The Story of Copper Labs: Revolutionizing Grid Modernization Through Real-Time Data
Sometimes the most transformative companies start with the simplest questions. For Copper Labs’ technical co-founder, it was trying to understand his own electric usage. In a recent episode of Category Visionaries, CEO Dan Forman shared how this personal curiosity spawned a company that’s now challenging decades of assumptions about grid modernization.
From Personal Problem to Technical Innovation
The story begins with a simple inquiry. “After he’d sold his last company, he was trying to figure out how to understand his electric usage and went so far as to call the utility,” Dan explained. The utility’s response? “They said, ‘we’ll go outside and look at that little wheel spin on your meter.'”
For a technical expert with decades of experience solving complex wireless problems in the energy space, this answer wasn’t good enough. Instead of accepting the status quo, he developed a wireless solution that would unlock what was already there but ignored by the industry.
“Meters are already broadcasting usage data almost all the time,” Dan revealed. “It’s just that in some cases, a truck will drive by to get it once a month. In other cases, a utility will bring it back over a latent mesh network.” This insight became the foundation of Copper Labs’ approach to grid modernization.
Challenging Industry Assumptions
What makes Copper Labs’ story particularly interesting is how they’ve challenged fundamental industry assumptions. While established vendors push utilities toward complete infrastructure replacement, Copper Labs discovered a way to extract more value from existing assets.

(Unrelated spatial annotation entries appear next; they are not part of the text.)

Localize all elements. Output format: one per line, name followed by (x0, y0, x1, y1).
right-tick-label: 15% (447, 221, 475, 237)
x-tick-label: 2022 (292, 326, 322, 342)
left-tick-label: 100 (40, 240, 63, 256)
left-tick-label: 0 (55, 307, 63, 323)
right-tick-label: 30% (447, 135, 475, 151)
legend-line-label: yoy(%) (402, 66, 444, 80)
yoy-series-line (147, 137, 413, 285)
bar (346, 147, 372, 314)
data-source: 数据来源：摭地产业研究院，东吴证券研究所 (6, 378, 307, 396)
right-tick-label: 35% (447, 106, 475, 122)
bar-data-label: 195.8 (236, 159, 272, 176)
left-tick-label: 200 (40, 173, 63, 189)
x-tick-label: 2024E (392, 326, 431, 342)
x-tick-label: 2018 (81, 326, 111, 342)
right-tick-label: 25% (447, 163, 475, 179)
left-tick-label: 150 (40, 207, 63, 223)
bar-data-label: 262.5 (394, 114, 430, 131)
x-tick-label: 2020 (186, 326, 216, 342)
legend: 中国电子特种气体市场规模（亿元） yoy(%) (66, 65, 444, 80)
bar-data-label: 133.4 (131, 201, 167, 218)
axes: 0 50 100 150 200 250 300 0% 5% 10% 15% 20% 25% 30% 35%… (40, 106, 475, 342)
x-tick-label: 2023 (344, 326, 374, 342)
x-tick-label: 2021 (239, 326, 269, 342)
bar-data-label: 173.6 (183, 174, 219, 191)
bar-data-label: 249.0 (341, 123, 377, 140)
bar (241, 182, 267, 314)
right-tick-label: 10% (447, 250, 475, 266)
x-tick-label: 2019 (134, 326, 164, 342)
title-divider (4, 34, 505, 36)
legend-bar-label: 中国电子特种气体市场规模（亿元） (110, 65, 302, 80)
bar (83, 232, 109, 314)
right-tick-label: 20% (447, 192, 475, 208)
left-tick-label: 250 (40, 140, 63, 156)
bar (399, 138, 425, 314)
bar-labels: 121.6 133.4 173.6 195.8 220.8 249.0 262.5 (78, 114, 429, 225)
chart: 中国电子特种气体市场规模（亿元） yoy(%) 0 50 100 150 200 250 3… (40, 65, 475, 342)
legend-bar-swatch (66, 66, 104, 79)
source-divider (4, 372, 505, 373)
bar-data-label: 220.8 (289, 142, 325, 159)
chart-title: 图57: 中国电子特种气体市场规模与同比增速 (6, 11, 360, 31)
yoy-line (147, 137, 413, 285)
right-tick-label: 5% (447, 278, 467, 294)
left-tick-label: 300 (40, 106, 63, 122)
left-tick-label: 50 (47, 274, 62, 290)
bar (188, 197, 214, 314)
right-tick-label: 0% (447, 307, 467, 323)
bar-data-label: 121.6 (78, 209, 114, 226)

“The whole market thinks you either have to replace the meter or strap on some really expensive hardware with AI chips,” Dan explained. But their technical innovation proved otherwise: “We’ve got machine learning algorithms that figure out how to read the targeted meters down to near real time overnight using really low cost hardware.”
The Cultural Transformation Challenge
Like many transformative companies, Copper Labs quickly realized their biggest challenge wasn’t technical – it was cultural. “It takes some cultural transformation in the market to help people understand that there is a better way to do these things,” Dan noted.
This led to an unconventional approach for a Series A startup: investing heavily in regulatory affairs and market education. “For a startup of our size to have to invest so heavily in doing things like that is atypical. You wouldn’t do that in most markets, but in a regulated utility market, it’s table stakes,” Dan shared.
Building Credibility in a Conservative Market
Instead of fighting the utility sector’s conservative nature, Copper Labs embraced it. They focused on becoming ubiquitous in the industry, attending 26 conferences this year alone. The strategy paid off: “The anecdote coming back has been Copper’s everywhere. We’re seeing you everywhere,” Dan revealed.
Their approach to challenging industry norms while maintaining credibility led to what Dan calls being “respectfully provocative.” This balance helped them achieve significant wins, including bringing National Grid on as both a major customer and investor.
The Vision for the Future
Looking ahead, Copper Labs’ ambitions extend far beyond just modernizing meter reading. They’re focused on helping utilities prepare for the fundamental changes coming to the grid. “Looking out three to five years, I hope that Copper is seen as the company that came along, raised its hand at a time that it was desperately needed, and brought a new solution that helped us actually get ahead of problems,” Dan explained.
The stakes are significant. As Dan points out, “If you think about the electric grid here in the US, we have more outages than any developed country in the world. On the water side, we’re wasting something like 900 billion gallons a year just through easily addressable residential water leaks.”
Their ultimate goal is to help prepare utilities for the massive transformation ahead. “I want Copper to be the company that helped prepare the utilities and this broader industry for that coming change,” Dan shared. It’s a vision that goes beyond just building a successful company – it’s about helping modernize critical infrastructure when it’s needed most.
For founders taking on established industries, Copper Labs’ story offers an important lesson: sometimes the biggest opportunities lie not in creating new technology, but in finding clever ways to unlock value from what’s already there. As Dan puts it, they’re working to “shift the narrative” and encourage people to “ask new and better questions” about long-standing challenges.